When it came time to talk about opportunities, Larry Fabbroni, the engineer on the Varna II project, said he'd been "listening" and that if people looked closely, his project would address 85% of what people want. Steve Lucente, the developer of the project, has said similar things at past meetings - this is a recurring theme in their pressing ahead with the project. (January is apparently the new "soon", after the ZBA appeal.)
Unfortunately, "listening" not only means "hearing the words", it generally connotes actually doing something in response and maybe even sharing that something. We keep hearing that there will be something new to look at "soon", though that "soon" always stays a few weeks to a month away, and the basic numbers for the project - 260 units and 30,000 square feet of commercial space - don't ever change.

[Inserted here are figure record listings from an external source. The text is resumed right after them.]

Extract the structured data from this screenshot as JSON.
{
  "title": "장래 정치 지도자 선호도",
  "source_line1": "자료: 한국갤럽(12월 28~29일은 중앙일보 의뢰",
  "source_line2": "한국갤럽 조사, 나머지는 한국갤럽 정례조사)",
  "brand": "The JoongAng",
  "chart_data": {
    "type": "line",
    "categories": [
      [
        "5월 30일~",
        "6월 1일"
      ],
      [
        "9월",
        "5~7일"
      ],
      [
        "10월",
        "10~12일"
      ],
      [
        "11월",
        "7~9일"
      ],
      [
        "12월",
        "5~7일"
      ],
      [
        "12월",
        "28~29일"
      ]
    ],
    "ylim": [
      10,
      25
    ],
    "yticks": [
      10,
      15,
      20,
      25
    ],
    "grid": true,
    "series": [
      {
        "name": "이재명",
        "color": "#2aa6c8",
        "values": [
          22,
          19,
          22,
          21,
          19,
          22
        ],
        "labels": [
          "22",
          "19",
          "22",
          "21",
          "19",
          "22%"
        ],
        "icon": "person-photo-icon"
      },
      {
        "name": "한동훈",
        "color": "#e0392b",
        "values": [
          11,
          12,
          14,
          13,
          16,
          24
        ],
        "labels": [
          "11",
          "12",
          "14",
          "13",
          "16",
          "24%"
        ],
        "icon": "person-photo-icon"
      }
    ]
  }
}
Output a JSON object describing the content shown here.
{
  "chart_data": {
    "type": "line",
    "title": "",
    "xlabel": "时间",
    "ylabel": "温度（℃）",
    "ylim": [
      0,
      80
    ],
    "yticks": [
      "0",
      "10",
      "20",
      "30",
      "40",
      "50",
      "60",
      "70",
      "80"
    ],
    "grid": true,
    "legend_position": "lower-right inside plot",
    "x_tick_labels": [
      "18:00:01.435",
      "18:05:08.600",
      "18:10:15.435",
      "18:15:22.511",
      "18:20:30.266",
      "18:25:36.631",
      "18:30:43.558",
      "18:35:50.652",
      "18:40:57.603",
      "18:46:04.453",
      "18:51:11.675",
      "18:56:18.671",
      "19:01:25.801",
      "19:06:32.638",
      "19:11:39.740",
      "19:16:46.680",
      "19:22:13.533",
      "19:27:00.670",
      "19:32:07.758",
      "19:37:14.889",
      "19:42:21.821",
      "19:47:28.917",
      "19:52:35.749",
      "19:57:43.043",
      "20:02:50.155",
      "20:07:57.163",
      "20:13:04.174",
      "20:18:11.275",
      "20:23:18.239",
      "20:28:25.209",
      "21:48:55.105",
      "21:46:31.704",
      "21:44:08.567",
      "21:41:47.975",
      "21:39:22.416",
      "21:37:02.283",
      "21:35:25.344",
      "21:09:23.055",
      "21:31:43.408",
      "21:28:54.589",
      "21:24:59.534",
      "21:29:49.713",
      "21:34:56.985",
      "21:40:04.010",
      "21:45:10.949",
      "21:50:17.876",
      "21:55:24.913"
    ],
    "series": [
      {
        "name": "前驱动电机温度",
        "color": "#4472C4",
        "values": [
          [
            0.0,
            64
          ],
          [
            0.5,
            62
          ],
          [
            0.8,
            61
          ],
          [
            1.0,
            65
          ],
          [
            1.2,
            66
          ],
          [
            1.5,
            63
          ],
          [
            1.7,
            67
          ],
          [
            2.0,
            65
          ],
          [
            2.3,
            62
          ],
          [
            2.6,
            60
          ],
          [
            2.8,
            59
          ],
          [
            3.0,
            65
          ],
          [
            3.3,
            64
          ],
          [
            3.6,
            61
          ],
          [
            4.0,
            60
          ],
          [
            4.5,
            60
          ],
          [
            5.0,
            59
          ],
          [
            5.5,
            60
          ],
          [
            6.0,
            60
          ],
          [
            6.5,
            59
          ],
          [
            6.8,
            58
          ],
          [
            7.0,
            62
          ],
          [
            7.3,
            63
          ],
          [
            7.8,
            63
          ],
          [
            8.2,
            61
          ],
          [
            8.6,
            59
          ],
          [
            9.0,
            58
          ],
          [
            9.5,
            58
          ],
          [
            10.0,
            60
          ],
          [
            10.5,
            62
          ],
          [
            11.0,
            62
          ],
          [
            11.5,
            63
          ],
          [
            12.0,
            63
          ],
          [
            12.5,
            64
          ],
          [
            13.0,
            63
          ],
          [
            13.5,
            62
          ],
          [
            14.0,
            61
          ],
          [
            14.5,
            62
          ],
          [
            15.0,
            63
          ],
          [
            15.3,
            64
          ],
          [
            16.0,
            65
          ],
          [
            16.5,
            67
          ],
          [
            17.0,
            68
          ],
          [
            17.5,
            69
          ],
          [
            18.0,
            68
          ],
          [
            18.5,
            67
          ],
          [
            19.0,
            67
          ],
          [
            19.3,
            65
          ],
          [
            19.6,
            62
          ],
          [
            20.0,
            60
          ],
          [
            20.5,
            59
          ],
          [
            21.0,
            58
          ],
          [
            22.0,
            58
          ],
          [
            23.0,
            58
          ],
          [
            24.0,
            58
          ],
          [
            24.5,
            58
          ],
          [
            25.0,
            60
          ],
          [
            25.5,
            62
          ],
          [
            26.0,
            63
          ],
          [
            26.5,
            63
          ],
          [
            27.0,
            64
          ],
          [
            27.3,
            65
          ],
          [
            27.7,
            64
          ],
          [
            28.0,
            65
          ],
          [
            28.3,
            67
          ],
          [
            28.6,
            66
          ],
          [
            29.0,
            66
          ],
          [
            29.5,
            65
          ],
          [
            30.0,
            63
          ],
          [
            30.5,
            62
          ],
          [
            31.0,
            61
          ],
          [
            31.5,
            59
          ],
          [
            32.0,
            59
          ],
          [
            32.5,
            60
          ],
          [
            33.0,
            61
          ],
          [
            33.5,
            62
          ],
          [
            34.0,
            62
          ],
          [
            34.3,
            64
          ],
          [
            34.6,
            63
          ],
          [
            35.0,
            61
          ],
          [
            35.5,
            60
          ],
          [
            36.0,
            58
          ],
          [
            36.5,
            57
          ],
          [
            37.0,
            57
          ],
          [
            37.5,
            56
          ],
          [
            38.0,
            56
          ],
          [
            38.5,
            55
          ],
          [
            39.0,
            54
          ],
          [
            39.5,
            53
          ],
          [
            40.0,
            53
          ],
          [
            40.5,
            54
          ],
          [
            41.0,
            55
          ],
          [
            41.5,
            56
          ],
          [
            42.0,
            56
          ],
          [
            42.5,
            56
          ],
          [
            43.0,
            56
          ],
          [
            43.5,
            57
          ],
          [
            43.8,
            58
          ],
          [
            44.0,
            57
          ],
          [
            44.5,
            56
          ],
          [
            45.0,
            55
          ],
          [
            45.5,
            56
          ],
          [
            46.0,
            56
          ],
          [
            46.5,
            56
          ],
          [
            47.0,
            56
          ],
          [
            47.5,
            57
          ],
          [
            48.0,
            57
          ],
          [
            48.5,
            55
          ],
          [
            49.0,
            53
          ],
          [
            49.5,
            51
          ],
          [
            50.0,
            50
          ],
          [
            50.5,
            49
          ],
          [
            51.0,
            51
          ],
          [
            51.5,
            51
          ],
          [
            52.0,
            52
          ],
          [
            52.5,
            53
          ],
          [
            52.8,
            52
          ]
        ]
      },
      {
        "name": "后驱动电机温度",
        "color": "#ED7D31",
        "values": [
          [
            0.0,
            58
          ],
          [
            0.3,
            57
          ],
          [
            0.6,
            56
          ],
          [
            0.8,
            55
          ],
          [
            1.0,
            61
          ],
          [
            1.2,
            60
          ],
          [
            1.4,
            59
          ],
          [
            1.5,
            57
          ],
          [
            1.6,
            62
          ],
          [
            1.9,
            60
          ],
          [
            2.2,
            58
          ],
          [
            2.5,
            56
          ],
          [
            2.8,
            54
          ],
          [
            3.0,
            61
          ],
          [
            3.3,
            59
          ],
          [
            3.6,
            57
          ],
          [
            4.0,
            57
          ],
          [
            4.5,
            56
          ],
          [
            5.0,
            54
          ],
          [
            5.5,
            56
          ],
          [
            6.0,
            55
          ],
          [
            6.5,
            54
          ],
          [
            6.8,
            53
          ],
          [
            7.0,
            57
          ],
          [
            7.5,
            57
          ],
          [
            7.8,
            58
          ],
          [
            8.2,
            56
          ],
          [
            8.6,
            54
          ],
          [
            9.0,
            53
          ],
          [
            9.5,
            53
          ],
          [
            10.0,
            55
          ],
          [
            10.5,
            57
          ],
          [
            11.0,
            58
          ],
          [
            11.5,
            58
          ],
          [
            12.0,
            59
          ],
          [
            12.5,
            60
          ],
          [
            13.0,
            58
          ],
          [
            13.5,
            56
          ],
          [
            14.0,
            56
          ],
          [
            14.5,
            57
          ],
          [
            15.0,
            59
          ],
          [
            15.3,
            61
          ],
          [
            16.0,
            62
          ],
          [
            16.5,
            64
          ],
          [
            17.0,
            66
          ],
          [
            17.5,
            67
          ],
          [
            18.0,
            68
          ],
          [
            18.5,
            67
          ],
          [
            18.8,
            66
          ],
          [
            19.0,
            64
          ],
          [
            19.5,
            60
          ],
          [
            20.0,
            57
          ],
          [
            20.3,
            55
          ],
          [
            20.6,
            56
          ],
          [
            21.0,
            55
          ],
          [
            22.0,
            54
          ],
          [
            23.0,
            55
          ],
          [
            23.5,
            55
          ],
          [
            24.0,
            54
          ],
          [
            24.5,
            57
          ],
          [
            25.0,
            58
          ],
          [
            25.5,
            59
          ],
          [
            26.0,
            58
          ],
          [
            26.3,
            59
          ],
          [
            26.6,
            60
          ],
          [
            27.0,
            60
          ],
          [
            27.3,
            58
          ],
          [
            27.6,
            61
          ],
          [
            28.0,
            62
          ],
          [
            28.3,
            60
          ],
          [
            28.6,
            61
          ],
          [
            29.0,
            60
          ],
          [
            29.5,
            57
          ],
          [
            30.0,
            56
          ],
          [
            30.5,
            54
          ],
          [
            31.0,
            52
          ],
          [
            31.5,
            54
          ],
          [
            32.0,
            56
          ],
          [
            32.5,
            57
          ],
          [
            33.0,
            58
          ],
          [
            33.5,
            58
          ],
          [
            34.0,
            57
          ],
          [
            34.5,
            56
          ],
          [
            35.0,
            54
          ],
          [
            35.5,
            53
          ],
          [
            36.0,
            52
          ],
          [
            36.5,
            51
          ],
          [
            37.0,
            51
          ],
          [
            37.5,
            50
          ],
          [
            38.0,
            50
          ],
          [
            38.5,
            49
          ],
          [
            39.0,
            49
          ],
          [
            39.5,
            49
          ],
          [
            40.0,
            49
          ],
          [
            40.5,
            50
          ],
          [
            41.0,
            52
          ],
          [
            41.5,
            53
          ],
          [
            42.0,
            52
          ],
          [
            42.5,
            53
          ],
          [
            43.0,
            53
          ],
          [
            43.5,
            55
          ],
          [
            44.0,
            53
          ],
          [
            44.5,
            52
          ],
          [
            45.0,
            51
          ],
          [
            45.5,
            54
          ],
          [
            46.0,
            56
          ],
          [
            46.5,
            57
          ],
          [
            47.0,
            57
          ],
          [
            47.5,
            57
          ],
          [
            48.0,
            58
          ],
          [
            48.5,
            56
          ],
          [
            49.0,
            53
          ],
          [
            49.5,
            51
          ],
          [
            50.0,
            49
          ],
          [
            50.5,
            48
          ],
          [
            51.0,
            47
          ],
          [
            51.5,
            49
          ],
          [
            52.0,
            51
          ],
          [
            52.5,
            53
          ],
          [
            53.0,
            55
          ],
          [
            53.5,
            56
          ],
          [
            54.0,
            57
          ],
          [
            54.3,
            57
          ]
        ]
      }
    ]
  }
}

What makes this a lot worse, of course, is that Lucente's earlier proposal for a 170-unit development ran into almost the exact same set of objections a decade ago. Somehow "listening" to that conversation seems to have produced the idea that if people object to a big neighborhood-changing project, the way to respond to those concerns is to come back with a proposal that's half again as large and far more visible.
The developers do cherry-pick pieces out of the conversation when they fit what they already want to do, but I don't think the rest of us are blind for not being impressed. Add Lucente's having contributed to those problems with his lack of interest in maintaining the buildings he plans to tear down, and a far from perfect launch of his Observatory Circle project a few years ago, and this is some serious chutzpah.